1.      He says that “the unconscious seems to take delight in breaking through…what we cling to in our conscious thinking.”

2.      The breakthrough shakes up our calm world, the status quo of our thinking.

3.      During the breakthrough, everything is vivid, as we are in a heightened state of consciousness—which intensifies memory and the senses.

4.      The breakthrough comes during the transition between work and relaxation.

Einstein said, “Why is it that inspiration seems to come while I’m shaving?”

Another expert on the creative process, Brenda Ueland, author of If You Want to Write says,

“Inspiration comes very slowly and quietly…the imagination needs moodling—long, inefficient, happy idling, dawdling, and puttering.”
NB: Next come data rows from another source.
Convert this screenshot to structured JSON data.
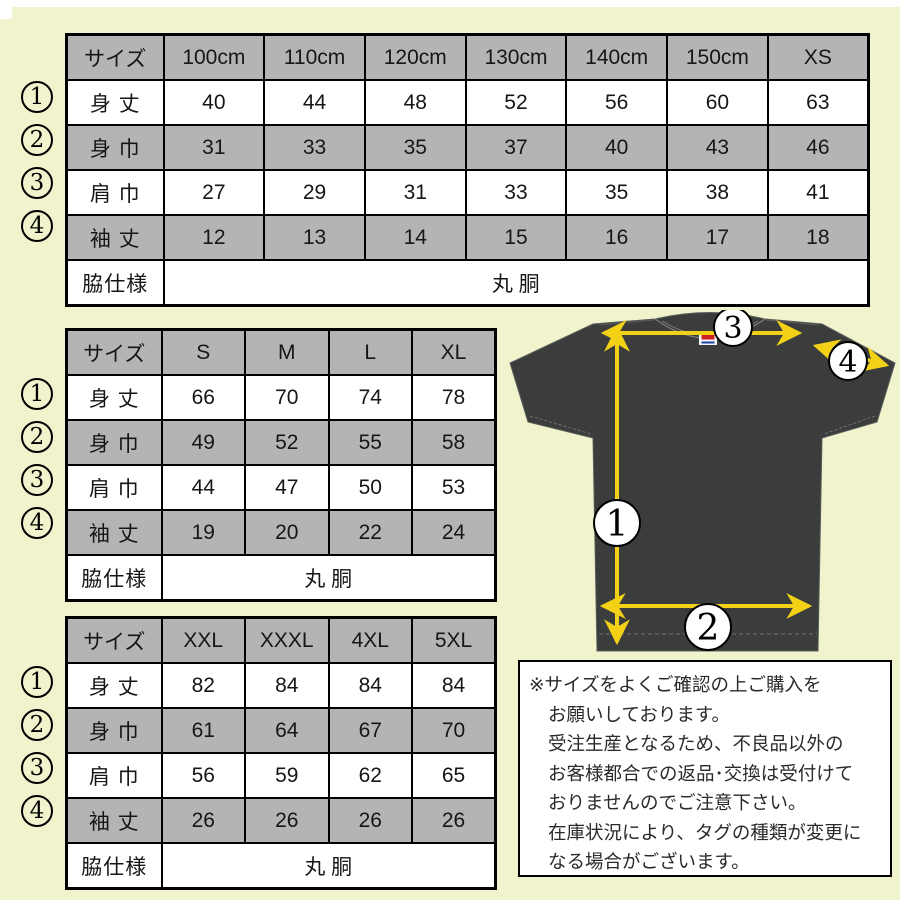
{
  "colors": {
    "background": "#f1f3cd",
    "table_shade_gray": "#b4b4b4",
    "arrow_yellow": "#f2d117",
    "shirt_charcoal": "#3a3d3b",
    "note_background": "#ffffff",
    "border_black": "#000000"
  },
  "measure_nums": [
    "1",
    "2",
    "3",
    "4"
  ],
  "tables": [
    {
      "name": "kids",
      "header": [
        "サイズ",
        "100cm",
        "110cm",
        "120cm",
        "130cm",
        "140cm",
        "150cm",
        "XS"
      ],
      "rows": [
        {
          "label": "身 丈",
          "values": [
            "40",
            "44",
            "48",
            "52",
            "56",
            "60",
            "63"
          ]
        },
        {
          "label": "身 巾",
          "values": [
            "31",
            "33",
            "35",
            "37",
            "40",
            "43",
            "46"
          ]
        },
        {
          "label": "肩 巾",
          "values": [
            "27",
            "29",
            "31",
            "33",
            "35",
            "38",
            "41"
          ]
        },
        {
          "label": "袖 丈",
          "values": [
            "12",
            "13",
            "14",
            "15",
            "16",
            "17",
            "18"
          ]
        }
      ],
      "footer": {
        "label": "脇仕様",
        "value": "丸 胴"
      }
    },
    {
      "name": "adult",
      "header": [
        "サイズ",
        "S",
        "M",
        "L",
        "XL"
      ],
      "rows": [
        {
          "label": "身 丈",
          "values": [
            "66",
            "70",
            "74",
            "78"
          ]
        },
        {
          "label": "身 巾",
          "values": [
            "49",
            "52",
            "55",
            "58"
          ]
        },
        {
          "label": "肩 巾",
          "values": [
            "44",
            "47",
            "50",
            "53"
          ]
        },
        {
          "label": "袖 丈",
          "values": [
            "19",
            "20",
            "22",
            "24"
          ]
        }
      ],
      "footer": {
        "label": "脇仕様",
        "value": "丸 胴"
      }
    },
    {
      "name": "big",
      "header": [
        "サイズ",
        "XXL",
        "XXXL",
        "4XL",
        "5XL"
      ],
      "rows": [
        {
          "label": "身 丈",
          "values": [
            "82",
            "84",
            "84",
            "84"
          ]
        },
        {
          "label": "身 巾",
          "values": [
            "61",
            "64",
            "67",
            "70"
          ]
        },
        {
          "label": "肩 巾",
          "values": [
            "56",
            "59",
            "62",
            "65"
          ]
        },
        {
          "label": "袖 丈",
          "values": [
            "26",
            "26",
            "26",
            "26"
          ]
        }
      ],
      "footer": {
        "label": "脇仕様",
        "value": "丸 胴"
      }
    }
  ],
  "diagram": {
    "labels": [
      "1",
      "2",
      "3",
      "4"
    ]
  },
  "note": {
    "lines": [
      "※サイズをよくご確認の上ご購入を",
      "お願いしております。",
      "受注生産となるため、不良品以外の",
      "お客様都合での返品･交換は受付けて",
      "おりませんのでご注意下さい。",
      "在庫状況により、タグの種類が変更に",
      "なる場合がございます。"
    ]
  }
}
So, go ahead and clean your house and prune your roses, while tuning into your creative processes bubbling deep within. Who says that only writers who are avoiding their desks have the cleanest houses? Maybe those who are properly messing about are engaged in the highest level of creativity!

Tips to Enhance your Creativity in 2012

1.      Journal every day for 15 minutes. Writing begats more writing, and invites the flow of ideas.

2.      Immerse yourself in creativity—read a poem, meditate on beauty or something that inspires you.

3.      Go to an art museum and allow other forms of creativity to fill your well.

4.      Take long, or even short, walks, as Brenda Ueland suggests, noticing the details of plants, houses, animals, and people.

5.      Read inspiring literature of any genre. If it is well written, it will fill the spaces within your unconscious mind with good raw material to process.

What is your favorite way to invite creativity?

What are your writing plans for The Year of the Memoir?